I have been on lecture about British society and there are huge differences between former states.
It is much more complex than that. There are not two classes of people, nor are there three as it is often claimed (this is not just Britain I am talking about). However, in Britain, there are many so-called middle class values within the working classes; a middle class derived from both working and the lower echelons of the upper class; people who seem to be upper class of some sort, but whose roots lie in 19th century working class Ireland; blah blah blah. As I said: it is quite complex.
Some base these social distinctions solely on employment, some on ownership of property, some on whether or not you had a library card as a child, or if you have seperate knives and forks for fish, whether the milk goes in your teacup before or after the tea, perhaps even by where your parents were on the social scale.

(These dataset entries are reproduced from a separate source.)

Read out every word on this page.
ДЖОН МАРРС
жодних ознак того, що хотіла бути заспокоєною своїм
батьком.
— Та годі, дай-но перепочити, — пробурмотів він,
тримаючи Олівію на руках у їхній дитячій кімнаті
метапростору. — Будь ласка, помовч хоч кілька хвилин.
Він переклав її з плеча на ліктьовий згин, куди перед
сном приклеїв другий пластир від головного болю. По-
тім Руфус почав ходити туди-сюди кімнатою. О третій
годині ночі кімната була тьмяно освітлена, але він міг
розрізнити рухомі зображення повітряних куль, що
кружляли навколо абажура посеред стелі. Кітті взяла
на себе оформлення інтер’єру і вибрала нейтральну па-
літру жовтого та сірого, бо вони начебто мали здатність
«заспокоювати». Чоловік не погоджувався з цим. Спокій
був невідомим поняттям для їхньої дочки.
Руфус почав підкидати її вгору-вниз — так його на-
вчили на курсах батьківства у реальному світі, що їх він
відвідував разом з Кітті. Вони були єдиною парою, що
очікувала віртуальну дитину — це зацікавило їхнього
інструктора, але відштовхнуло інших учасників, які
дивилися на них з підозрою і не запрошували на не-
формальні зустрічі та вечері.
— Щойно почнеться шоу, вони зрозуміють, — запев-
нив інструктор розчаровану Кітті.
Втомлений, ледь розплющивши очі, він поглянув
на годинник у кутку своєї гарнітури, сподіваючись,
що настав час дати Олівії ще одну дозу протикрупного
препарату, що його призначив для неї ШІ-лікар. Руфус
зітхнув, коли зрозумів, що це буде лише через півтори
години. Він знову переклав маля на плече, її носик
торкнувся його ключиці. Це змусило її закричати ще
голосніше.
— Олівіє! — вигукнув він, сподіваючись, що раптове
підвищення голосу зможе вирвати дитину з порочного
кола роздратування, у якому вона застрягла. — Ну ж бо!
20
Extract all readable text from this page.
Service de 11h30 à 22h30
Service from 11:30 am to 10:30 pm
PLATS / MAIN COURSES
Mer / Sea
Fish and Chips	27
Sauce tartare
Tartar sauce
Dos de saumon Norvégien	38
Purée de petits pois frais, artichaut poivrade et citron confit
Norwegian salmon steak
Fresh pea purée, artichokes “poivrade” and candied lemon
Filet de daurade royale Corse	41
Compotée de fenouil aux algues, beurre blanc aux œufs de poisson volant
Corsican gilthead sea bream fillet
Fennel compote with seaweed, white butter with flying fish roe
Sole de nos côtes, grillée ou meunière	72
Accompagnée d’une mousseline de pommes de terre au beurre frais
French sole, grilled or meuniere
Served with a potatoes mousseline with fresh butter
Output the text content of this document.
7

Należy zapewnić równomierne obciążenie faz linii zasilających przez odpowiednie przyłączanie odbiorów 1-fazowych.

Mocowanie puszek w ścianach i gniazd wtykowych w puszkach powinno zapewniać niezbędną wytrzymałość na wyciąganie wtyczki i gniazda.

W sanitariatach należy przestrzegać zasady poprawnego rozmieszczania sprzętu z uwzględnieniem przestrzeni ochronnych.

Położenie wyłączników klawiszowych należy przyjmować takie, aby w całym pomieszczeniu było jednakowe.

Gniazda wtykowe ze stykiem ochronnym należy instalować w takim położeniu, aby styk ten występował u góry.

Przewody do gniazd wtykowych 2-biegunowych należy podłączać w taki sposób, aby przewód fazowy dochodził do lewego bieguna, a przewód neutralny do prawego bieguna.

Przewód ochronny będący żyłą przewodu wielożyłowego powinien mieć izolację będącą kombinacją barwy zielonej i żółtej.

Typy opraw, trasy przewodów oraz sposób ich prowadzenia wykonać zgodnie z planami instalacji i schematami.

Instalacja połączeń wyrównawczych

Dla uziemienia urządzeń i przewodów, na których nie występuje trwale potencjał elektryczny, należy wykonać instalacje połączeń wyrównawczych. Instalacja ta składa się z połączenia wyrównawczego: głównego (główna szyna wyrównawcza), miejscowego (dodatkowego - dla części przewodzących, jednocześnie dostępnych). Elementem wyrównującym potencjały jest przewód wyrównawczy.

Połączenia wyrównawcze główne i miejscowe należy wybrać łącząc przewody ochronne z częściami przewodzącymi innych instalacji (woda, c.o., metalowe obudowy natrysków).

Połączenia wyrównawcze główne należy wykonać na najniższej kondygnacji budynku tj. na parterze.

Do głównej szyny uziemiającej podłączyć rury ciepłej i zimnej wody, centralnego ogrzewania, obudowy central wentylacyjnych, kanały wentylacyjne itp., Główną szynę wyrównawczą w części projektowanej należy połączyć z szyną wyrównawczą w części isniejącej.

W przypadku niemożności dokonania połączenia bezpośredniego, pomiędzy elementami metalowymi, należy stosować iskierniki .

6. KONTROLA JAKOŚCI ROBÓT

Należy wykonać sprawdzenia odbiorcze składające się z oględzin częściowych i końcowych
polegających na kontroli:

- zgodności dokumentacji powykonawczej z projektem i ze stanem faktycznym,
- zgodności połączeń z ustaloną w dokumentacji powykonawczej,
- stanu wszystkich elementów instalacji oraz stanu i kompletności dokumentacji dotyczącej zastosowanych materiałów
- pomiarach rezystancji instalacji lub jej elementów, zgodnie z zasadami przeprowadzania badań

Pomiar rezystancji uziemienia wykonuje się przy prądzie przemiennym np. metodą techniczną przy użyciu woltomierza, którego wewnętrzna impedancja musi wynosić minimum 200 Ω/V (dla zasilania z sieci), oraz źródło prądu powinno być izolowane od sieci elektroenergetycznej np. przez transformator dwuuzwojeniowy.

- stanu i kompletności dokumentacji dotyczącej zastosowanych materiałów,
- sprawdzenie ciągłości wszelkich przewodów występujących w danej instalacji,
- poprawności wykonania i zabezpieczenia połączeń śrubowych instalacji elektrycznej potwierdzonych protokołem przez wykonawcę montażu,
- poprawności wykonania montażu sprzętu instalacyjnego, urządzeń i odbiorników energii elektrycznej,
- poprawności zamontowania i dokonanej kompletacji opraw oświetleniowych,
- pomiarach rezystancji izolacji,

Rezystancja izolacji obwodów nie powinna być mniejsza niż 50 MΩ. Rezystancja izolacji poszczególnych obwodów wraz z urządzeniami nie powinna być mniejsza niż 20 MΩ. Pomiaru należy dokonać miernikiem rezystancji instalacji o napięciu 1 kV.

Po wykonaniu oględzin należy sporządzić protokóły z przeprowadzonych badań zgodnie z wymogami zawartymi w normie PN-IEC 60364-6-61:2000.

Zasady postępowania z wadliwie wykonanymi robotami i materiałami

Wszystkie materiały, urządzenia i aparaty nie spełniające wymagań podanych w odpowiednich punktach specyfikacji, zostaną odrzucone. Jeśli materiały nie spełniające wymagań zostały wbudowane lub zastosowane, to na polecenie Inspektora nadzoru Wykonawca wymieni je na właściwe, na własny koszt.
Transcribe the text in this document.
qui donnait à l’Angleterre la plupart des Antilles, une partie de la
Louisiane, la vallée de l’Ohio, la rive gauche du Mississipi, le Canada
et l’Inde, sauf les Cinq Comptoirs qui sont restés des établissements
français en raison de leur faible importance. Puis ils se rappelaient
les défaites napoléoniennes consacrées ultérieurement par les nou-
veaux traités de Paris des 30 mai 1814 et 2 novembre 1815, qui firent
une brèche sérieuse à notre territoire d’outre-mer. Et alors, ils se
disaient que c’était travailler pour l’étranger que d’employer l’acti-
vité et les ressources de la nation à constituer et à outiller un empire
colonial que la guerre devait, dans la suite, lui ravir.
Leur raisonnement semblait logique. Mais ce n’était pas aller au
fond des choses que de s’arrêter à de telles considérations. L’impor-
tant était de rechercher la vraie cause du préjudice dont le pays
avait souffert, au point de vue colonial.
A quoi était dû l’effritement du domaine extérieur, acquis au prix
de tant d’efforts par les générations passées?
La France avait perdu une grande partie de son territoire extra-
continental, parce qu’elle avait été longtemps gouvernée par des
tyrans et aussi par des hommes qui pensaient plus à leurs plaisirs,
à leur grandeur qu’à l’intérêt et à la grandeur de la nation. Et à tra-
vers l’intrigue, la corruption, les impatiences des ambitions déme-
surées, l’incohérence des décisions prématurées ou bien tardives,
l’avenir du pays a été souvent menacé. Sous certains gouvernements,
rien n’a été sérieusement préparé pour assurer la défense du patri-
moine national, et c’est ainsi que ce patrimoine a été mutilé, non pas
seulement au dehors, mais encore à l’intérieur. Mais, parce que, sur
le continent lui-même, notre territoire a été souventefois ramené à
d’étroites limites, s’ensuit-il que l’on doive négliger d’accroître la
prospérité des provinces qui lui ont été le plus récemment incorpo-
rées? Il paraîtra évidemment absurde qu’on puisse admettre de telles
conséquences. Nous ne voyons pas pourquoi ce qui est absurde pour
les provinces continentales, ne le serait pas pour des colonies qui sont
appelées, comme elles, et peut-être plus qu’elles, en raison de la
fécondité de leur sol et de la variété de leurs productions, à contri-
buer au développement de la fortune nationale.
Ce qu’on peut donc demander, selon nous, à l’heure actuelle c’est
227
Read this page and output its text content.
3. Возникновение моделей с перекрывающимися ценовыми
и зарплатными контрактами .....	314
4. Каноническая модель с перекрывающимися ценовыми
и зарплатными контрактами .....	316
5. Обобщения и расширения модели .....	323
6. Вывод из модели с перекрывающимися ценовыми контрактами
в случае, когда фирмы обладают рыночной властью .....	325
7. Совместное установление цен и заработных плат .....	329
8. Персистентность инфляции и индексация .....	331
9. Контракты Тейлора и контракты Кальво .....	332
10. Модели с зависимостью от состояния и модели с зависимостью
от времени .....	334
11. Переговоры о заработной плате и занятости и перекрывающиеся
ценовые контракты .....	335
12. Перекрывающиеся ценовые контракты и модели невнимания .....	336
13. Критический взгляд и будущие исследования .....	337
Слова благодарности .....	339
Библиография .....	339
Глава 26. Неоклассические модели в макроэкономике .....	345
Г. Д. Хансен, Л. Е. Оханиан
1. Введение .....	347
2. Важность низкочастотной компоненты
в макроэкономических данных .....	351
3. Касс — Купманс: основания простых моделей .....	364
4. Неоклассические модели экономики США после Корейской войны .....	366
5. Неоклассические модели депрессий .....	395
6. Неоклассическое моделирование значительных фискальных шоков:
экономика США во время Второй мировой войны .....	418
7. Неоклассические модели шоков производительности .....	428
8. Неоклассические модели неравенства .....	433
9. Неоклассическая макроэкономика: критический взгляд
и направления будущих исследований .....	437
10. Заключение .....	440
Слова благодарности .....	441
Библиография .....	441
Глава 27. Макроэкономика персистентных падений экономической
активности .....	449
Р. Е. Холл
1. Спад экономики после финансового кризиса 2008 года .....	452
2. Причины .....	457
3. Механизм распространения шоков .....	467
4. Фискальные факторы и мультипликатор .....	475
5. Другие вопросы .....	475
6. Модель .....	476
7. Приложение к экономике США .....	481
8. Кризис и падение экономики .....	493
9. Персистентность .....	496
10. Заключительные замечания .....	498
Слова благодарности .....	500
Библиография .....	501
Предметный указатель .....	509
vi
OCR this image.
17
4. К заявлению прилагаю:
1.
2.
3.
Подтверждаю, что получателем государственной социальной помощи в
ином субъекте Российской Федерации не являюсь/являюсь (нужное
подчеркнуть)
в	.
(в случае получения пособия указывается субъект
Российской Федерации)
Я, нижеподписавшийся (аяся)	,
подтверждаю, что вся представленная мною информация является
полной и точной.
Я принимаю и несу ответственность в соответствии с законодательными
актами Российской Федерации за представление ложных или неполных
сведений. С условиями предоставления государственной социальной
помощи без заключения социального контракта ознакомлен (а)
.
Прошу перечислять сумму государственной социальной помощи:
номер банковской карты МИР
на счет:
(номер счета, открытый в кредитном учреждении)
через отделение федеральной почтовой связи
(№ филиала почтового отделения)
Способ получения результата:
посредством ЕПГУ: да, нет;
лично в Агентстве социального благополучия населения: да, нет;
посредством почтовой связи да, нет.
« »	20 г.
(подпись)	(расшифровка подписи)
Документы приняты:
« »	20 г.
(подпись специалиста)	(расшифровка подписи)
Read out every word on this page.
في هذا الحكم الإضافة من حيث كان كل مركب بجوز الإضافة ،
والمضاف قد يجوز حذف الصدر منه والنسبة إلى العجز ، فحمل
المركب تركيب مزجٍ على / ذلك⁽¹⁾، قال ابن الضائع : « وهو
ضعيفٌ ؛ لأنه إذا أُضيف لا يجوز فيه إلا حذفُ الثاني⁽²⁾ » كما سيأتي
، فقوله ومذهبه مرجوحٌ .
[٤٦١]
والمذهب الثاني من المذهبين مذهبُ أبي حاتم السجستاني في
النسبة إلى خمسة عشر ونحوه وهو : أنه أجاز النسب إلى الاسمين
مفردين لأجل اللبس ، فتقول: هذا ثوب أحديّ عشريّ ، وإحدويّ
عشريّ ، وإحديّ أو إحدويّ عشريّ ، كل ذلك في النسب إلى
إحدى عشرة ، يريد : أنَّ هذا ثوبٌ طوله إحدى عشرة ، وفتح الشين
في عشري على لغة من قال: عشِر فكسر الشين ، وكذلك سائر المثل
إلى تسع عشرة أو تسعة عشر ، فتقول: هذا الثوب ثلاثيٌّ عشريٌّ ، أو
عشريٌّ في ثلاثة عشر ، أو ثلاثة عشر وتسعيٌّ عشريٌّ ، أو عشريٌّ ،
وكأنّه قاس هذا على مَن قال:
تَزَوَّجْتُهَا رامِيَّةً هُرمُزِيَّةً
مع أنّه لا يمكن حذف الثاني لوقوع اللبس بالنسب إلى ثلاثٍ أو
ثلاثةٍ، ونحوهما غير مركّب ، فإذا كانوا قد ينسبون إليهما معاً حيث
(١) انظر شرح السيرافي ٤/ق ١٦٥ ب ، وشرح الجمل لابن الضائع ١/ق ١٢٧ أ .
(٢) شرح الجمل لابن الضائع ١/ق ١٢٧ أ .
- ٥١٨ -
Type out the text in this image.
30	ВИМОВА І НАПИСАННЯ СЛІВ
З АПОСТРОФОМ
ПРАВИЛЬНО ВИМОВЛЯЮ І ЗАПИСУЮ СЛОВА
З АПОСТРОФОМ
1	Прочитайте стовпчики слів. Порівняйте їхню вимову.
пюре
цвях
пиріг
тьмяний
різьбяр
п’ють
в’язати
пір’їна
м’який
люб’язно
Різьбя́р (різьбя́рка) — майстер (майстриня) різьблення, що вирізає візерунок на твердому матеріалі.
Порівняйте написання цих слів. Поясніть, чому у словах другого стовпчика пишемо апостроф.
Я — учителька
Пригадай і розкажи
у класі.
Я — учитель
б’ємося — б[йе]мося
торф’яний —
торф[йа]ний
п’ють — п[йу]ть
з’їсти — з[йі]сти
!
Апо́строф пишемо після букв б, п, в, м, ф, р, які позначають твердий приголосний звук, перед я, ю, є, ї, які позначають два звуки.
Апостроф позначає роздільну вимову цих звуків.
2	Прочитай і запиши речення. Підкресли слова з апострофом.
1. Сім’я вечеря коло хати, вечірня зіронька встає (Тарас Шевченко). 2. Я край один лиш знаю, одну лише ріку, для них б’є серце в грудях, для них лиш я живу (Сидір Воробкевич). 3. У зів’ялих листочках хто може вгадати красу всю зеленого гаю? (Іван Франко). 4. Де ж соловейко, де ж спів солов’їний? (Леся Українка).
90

In some parts of the world, if your house has a proper floor rather than one made of mud, you might be considered middle class.
Quite a few of the Poles I have worked with have, if not grown up on farms themselves, have had close family members working on farms. But agriculture alone is not enough to make social distinctions between people. Some parts of Poland have lots of small farms, other parts have much larger farms, on a par in scale with many western (or northwestern) European farms. Likewise, townsfolk may also be well-off or not.
At long last, back to Poland. Wasn't communism supposed to level out all the people into those who are equal and those who are more equal than others? I'm more interested in how history has shaped Polish society (as an example of a country which has come from feudalism, into industrialisation and through communism).
And so on and so on. What was the question?